Students from those countries who can satisfy a series of criteria encompassing language skills and financial resources will benefit from faster processing times.
Language requirements are stricter than for regular study permits. To qualify for the SDS, students needs to have a qualifying score of at least IELTS 6 for English or a 7 in the Niveaux the Compétence Linguistique Canadiens for French – or have graduated from a Canadian – curriculum high school.
“IRCC is committed to finding ways to…make its services faster, easier and more accessible”
In addition to this, students will need to submit proof of tuition payment for the first year of study in a designated learning institution in Canada, purchase of a Guaranteed Investment Certificate – a deposit in a bank account in Canada which guarantees a rate of return over a fixed period of time – and of a medical examination.
Students who don’t satisfy these requirements can apply through the regular study permit application.
The SDS complements the Express Entry system, IRCC explained in a statement, and these students will be “well placed” to proceed on to permanent residence and Canadian citizenship after they finish their studies.
A spokesperson from IRCC said the new scheme was aligning different programs that were already in place in those countries.
“IRCC is committed to finding ways to improve its International Student Program by making its services faster, easier and more accessible,” they said.
“Similar programs to SDS have been in place in China, India, Vietnam and the Philippines for a few years. We are aligning them together into one program to ensure consistency.”
Universities Canada welcomed the development, stating that it will make it “easier and faster” for students to study in Canada.
“Canada’s universities welcome the announced improvements to the visa application process for eligible students from China, India, Vietnam and the Philippines,” Universities Canada CEO Paul Davidson told The PIE News.
“The Study Direct Stream will make it easier and faster for even more of the world’s best and brightest minds to come to Canada and enrich our campuses.”
But Gabriela Facchini, international business development and partnerships manager at Sheridan College, said the new program could have negative effects on student recruitment.

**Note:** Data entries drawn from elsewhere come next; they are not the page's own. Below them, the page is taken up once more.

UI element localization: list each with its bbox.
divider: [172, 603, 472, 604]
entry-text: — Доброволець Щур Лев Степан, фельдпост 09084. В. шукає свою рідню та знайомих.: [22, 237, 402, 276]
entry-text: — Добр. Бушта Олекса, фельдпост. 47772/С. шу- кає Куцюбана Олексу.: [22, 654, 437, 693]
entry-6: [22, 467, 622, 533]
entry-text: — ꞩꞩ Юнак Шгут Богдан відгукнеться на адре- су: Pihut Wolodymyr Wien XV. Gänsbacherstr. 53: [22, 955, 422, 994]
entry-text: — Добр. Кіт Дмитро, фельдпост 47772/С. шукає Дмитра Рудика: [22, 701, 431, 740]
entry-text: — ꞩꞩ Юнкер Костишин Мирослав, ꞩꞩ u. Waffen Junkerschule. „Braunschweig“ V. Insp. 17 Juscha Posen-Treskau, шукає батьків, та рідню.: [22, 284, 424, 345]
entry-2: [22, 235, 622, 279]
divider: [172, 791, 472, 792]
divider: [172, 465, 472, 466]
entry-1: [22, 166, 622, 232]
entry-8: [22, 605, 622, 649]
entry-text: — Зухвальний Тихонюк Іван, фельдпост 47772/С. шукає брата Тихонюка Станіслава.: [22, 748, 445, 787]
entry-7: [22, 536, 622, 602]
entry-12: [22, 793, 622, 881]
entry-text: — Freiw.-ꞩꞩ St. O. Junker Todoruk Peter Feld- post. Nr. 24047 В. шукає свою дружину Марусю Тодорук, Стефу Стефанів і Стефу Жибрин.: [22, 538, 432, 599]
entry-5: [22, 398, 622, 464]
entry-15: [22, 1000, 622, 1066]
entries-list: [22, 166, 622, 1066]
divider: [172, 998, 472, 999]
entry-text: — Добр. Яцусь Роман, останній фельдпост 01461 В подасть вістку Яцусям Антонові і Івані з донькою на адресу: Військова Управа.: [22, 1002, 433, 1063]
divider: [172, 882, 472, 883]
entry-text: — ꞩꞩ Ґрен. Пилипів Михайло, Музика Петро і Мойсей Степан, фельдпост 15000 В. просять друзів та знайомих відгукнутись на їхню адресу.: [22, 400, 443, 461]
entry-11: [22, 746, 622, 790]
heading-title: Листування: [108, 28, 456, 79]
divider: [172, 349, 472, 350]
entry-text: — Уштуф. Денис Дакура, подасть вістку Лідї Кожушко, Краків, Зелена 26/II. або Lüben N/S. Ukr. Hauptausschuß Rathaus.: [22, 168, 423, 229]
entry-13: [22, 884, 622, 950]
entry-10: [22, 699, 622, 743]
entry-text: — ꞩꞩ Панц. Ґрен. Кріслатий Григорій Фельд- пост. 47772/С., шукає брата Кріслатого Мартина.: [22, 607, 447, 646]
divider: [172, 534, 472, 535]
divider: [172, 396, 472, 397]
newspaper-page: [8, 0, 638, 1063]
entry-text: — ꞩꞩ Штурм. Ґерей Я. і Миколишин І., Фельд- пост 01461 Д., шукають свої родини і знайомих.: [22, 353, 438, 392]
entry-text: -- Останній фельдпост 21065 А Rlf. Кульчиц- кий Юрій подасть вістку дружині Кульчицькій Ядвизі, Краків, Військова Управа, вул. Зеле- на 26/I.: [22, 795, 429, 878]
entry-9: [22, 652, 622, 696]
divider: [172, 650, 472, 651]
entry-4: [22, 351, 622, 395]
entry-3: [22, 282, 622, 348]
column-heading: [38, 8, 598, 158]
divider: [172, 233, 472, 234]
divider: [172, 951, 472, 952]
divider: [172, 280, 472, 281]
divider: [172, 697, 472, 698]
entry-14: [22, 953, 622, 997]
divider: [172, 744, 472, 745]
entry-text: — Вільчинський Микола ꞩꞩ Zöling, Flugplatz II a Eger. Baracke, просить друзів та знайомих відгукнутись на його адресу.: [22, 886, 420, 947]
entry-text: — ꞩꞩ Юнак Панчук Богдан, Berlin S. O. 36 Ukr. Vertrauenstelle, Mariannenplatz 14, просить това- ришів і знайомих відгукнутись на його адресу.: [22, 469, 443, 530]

The new SDS program is similar to the SPP program, another scheme that streamlined student visas for those headed to Canadian colleges, but includes both colleges and universities.
“It is hard to say how the increased competition from the addition of universities to this program will affect colleges as well,” she said.
She also posited that the financial prerequisites could act as a deterrent for students and may make life more complicated for agents.
“I hope this program does not expand to other markets”
“Many markets have no confidence in banking systems, so the idea, even if they have the funds, to transfer $10K to a Canadian bank they know nothing about would be a huge problem and it is very likely that students would choose alternative destinations where this is not a requirement,” she explained.
“The SDS option is also a lot more complicated for agents who have to convince students to not only pay for two terms of study but also to leave a $10K deposit with a bank,” she added.
“Just last week, a Vietnamese contact here in Canada thought the agent was trying to scam their family member in Vietnam and I had to assure them this was a bonafide process.”
Facchini added that she fears that the SDS applications will take priority, leaving anyone choosing to apply outside of the SDS more likely not only to wait longer but have greater chances of being rejected.
“I think it will make it more difficult for Canada to attract students as other markets do not make it so difficult to get students,” she concluded. “I hope this program does not expand to other markets.”
The IRCC spokesperson told The PIE added that the new program will be evaluated and potentially expanded in 2019 to Africa, with IRCC looking at options in Kenya and Senegal.
“Expansion to Senegal would be in line with the department’s focus to attract more French-speaking students to Canada,” they explained.
IRCC recently announced the creation of a new Francophone Immigration Hub in the context of the government plans to increase francophone immigration outside of Quebec with a target of 4.4% of all immigrants by 2023.